I will not hold you in suspense. We did not find a card to make us rich beyond our wildest dreams. I don't think we would have started a construction company if that were the case, do you? I feel like a lot of people are waiting for that to happen to them. I also think the odds of some long-lost relative (or even a close one) somehow having a '52 Mantle or a T206 Honus Wagner just chilling in a box somewhere waiting for you to discover it, like an intrepid cardboard archeologist, are about as likely as winning the Powerball. Which, for me, was a little more likely than most considering the last big Powerball ticket was sold at a gas station about 7 miles from my house. Google it; I am not lying.

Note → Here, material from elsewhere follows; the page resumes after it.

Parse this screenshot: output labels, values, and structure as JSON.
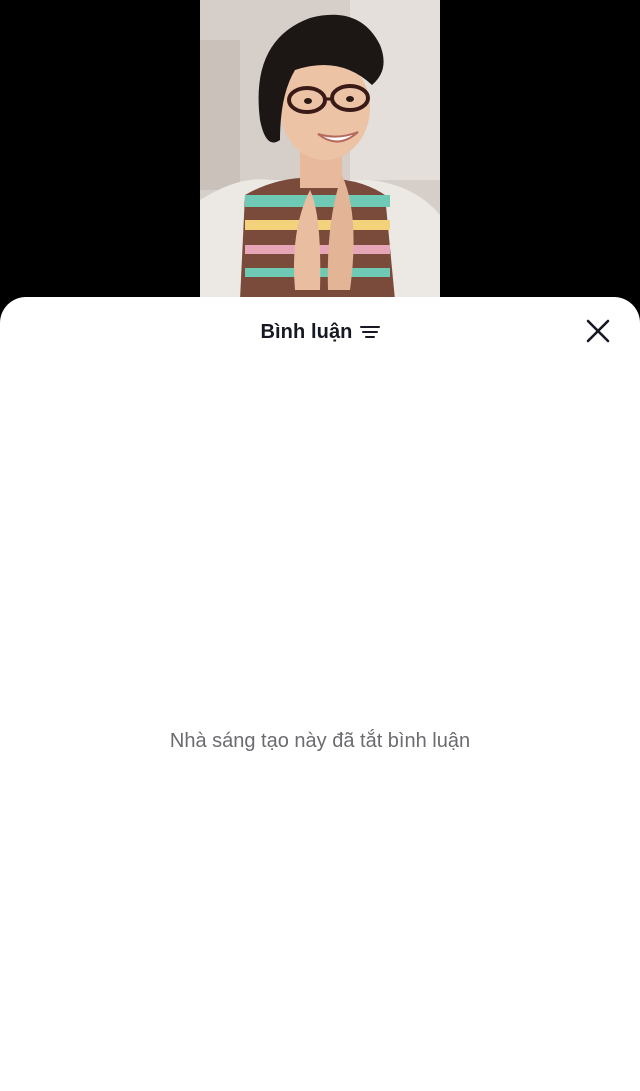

At any rate, while the family feasted and kids ripped through piles of colorful Christmas paper, Jeremy and I perused the old shoebox. We found a tattered old picture of my uncle's mother. She was a knockout. As I said, we did not find a miraculous and insanely scarce card that could make us all rich. We did find six very cool cards we pulled out: a 1963 and a 1964 Topps Johnny Unitas, a 1961 Fleer Bart Starr, a 1963 Topps Don Meredith, my personal favorite, a 1963 Mike Ditka, and my husband's favorite, a 1961 Fleer Jim Brown.
It was so much fun going through these cards with my husband and particularly my son, who possesses an uncanny ability to recall statistics and players from long before he was born, reignited a sense of joy that had been overshadowed by the pervasive influence of social media.
Do not get me wrong; I would be lying if I said I don't get a dopamine rush like the next person when I get to share something fun with the online community, when I can immediately chat with other people all over the world about something I am so passionate about. There is both good and bad in sharing our journey online. I am choosing to enjoy the best of it: the camaraderie, the joy of sharing in each other's wins, the pain of each other's losses, building real and meaningful friendships that extend beyond the tiny pieces of cardboard that brought us together. Very few other people outside of this community would understand how fun it was to dig through a musty old box of cards while surrounded by my whole extended family, pulling out little prizes that brought me joy instead of riches, and that really means the world to me.